Verwaltung will auch die laufenden Planung für die Alleestraße nicht unterbrechen
Rathaus lehnt Generalverkehrsplan ab

Halle (WB). Die Planung für den Umbau der Alleestraße wird nicht unterbrochen; die Erstellung eines Generalverkehrsplanes erst nach Abschluss des A33-Lückenschlusses ist aufgrund bereits erheblicher Vorarbeiten nicht nötig; und schließlich ist auch kein Verkehrssteuerungssystem erforderlich, da da laut vorliegenden Prognosen keine gravierenden Veränderungen auf den Straßenzügen erkennbar sind.

Sonntag, 03.02.2019, 11:00 Uhr
Die Alleestraße steht wieder im Fokus. Foto: Küppers

Das sind in Kürze die ablehnenden Antworten, die das Rathaus in einer Vorlage auf entsprechende Anträge der Bürgerinitiative Alleestraße formuliert hat.

Durch Planungsstopp droht laut Verwaltung viel Geld und Zeit verloren zu gehen

Diese Beschlussvorschläge diskutiert der Bau- und Verkehrsausschuss des Rates am Dienstag, 5. Februar, 17.15 Uhr im Sitzungssaal des Rathauses. Eine sofortige Unterbrechung der Planungen für die Alleestraße sei nicht mehr möglich, argumentiert die Verwaltung. Die Initiative hingegen hatte auf den von der Verwaltung selbst ins Gespräch gebrachten Tunnel unter dem Alten Busbahnhof, der Bahnstrecke und des Friedhof auf die Alleestraße verwiesen. Dieser Vorschlag war als mögliche Lösung bei Realisierung eines großen Aldi-Marktes auf dem Alten Busbahnhof aufgekommen. Das Rathaus hingegen argumentiert, dass an der Alleestraße Handlungsbedarf gegeben sei. Wegen der Ergebnisse einer behördlichen Ortsbegehung wäre ein Verschieben fahrlässig. Derzeit werde durchs Büro Kaulen eine neue Vorplanung erstellt. Bei einem Planungsstopp drohe viel Geld und Zeit verloren zu gehen.

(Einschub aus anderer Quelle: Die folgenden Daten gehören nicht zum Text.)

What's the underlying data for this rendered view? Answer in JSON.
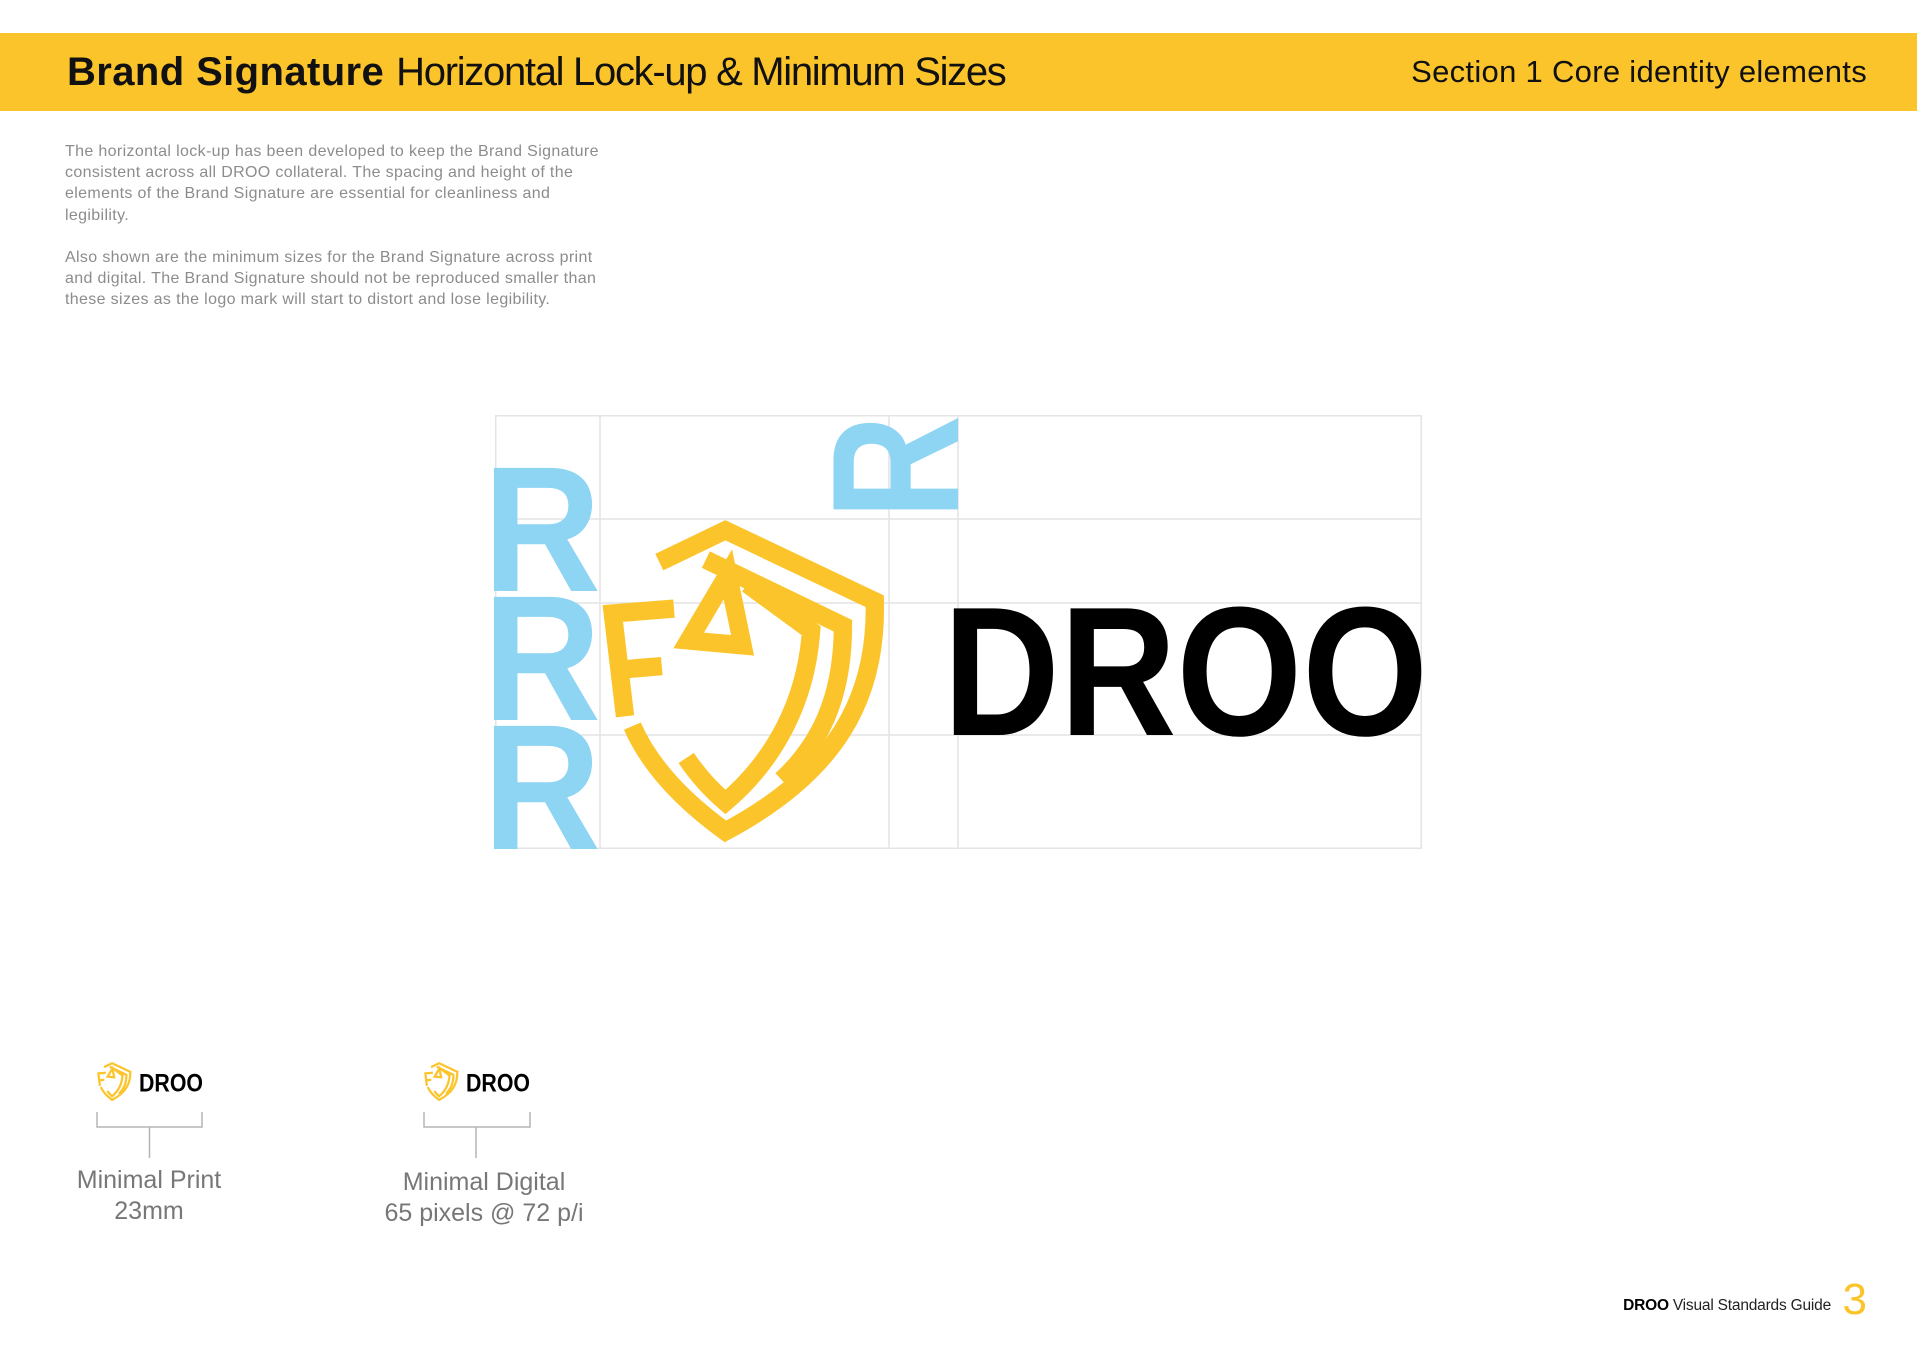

Einen Generalverkehrsplan hält die Verwaltung für überflüssig, weil die Maßnahme Alleestraße bereits aus einer Gesamtverkehrsplanung entwickelt worden sei. Verwiesen wird auf den Verkehrsentwicklungsplan von 2008, dessen Weiterentwicklung 2017 sowie das Nahmobilitätskonzept. Wenn sich Rahmenbedingungen gravierend änderten (Standort Aldi, Umplanung Lange Straße, Baugebiet Masch), könne ein neues Verkehrsgutachten erstellt werden, aber kein Generalverkehrsplan.

Verwaltung befürwortet flächenhafte Tempo-30-Zonen

Schließlich kann die Verwaltung auf der Alleestraße und unteren Bahnhofstraße keine gravierenden Verkehrsveränderungen und somit keine unzumutbaren Härten erkennen. Sie verweist auf Prognosen fürs Jahr 2030, die für die Alleestraße und untere Bahnhofstraße zwischen 9600 und 6300 Kfz in 24 Stunden (abnehmend Richtung Innenstadt) vorhersagt. Die Verwaltung fügt hinzu, dass bei flächenhaften Tempo-30-Zonen sich der Verkehr tendenziell am stärksten reduziere.